What are the best trading strategies for the forex and stock market? I often hear this question. When you first start trading, it’s best for you to focus on one particular trading strategy and focus on making it work. Most traders never do this and often change their trading strategy if something doesn’t work out and then everything repeats itself.
In this guide, I’ll try to explain the differences between different strategies and show you when they work best. I will also tell you what you should know when choosing a specific trading strategy.
You will see that each trading strategy tries to reflect its own characteristics of entering and exiting the market.
Once you’ve made a choice about which trading strategy you want to use, forget about the rest. There are a wide variety of trading strategies, but it’s best if you focus on one thing at a time. Do you want to be a trend follower? Master this method of entering the market, but do not suddenly switch to reverse trading. If you want to trade breakouts, stay away from false breakouts.

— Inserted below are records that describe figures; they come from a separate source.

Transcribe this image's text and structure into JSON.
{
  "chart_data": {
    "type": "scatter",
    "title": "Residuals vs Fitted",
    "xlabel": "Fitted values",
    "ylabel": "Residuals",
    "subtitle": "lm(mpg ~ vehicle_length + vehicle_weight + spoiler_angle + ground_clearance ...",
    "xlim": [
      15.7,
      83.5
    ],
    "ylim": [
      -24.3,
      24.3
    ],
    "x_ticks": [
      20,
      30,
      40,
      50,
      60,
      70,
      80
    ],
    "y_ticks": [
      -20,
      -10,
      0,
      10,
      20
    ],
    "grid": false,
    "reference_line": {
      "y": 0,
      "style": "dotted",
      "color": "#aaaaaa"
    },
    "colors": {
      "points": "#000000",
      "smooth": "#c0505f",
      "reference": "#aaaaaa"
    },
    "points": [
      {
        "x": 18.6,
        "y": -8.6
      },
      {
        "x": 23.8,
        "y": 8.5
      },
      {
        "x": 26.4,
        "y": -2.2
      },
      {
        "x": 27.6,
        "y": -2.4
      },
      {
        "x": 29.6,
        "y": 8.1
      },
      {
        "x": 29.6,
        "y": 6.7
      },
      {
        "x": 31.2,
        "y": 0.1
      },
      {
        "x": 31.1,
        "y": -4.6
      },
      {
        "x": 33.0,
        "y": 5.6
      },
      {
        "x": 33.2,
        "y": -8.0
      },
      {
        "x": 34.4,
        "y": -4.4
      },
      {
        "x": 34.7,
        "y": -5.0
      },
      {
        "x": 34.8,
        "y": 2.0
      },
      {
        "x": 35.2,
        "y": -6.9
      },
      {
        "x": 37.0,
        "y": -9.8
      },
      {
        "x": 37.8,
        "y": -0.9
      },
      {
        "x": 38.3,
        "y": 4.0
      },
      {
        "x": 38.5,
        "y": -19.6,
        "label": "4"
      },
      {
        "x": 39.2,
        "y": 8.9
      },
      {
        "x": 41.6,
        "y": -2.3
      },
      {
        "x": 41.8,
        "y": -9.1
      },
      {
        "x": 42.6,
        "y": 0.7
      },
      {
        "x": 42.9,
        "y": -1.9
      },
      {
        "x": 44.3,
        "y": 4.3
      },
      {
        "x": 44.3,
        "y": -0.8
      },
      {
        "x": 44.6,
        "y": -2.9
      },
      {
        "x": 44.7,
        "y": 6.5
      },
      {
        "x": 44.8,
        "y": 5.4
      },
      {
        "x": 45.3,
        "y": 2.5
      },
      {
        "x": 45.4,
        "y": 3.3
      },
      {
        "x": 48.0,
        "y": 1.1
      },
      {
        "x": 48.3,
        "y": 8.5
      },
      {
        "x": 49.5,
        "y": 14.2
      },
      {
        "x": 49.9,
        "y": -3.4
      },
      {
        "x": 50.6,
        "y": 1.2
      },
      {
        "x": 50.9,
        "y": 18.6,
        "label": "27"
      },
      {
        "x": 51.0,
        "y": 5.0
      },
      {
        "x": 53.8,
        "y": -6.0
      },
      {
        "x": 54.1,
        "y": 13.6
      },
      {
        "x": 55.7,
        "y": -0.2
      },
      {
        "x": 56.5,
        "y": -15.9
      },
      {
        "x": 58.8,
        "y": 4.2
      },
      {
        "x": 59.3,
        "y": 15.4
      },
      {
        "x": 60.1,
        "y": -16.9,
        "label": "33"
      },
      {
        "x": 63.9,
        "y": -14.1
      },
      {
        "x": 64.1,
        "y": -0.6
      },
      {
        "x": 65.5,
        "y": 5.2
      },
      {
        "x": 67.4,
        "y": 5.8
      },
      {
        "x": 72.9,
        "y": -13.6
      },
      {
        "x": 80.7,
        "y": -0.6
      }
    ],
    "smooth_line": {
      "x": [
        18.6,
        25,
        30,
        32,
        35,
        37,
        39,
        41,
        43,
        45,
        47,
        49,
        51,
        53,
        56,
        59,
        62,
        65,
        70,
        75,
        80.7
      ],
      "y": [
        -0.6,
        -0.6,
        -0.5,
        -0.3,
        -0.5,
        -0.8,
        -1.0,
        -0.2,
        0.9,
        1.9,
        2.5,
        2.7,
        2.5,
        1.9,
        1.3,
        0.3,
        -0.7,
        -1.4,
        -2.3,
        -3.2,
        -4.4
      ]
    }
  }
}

Following the trend is an approach that attracts most traders. The saying “the trend is your friend” has been around for decades.
Trend following, as the name suggests — is a style of trading where a trader has to wait for a trend before entering the market.
The chart below shows the part of the market movement that is usually captured by trend traders. Red areas indicate market reversal points, while blue areas indicate trend phases.
Many novice traders make the mistake of trying to anticipate a new trend before it appears and entering the market too early.
trading strategy – following the trend
In addition, there is a difference between an early and late trend.
Since trend-following traders have to wait for the trend to be confirmed, the question arises: when can the trend be considered confirmed?
Traders who follow an early trend try to enter the new trend as early as possible, which can lead to a false signal. The advantage here is that the ratio of the potential risk to profit is much higher.
Traders who enter a late trend are waiting for a stronger confirmation. Of course, they may also be late to enter the market, but their signals are often stronger. The trade-off here is that the risk-to-profit ratio is not so optimal here.
When it comes to trading instruments, a trend-following trader can choose from a wide range of indicators: for example, MACD, RSI, or Stochastic.
The chart below shows a chart with the stochastic indicator, and one of the ways to enter the trend is after the stochastic reaches the lower or upper area. Many traders make the mistake of thinking that this may signal a reversal, but this is not true. A high or very low stochastic level indicates a strong trend.
trading strategies – stochastic
Moving averages are another popular trend-following tool. Two moving averages work perfectly as a cross signal. Every time the moving averages cross, a new trend starts. This allows traders to automatically avoid entering the market at peaks or troughs because moving averages take some time to cross.
trading strategies – moving averages
IndicatorIchimoku is another tool for following the trend. It is similar to the moving average crossing trading strategy, but the prerequisites for entering the market are different. Classic software loginIchimoku occurs when the price breaks out of the “cloud”, and two lines of Ichimoku move in the same direction.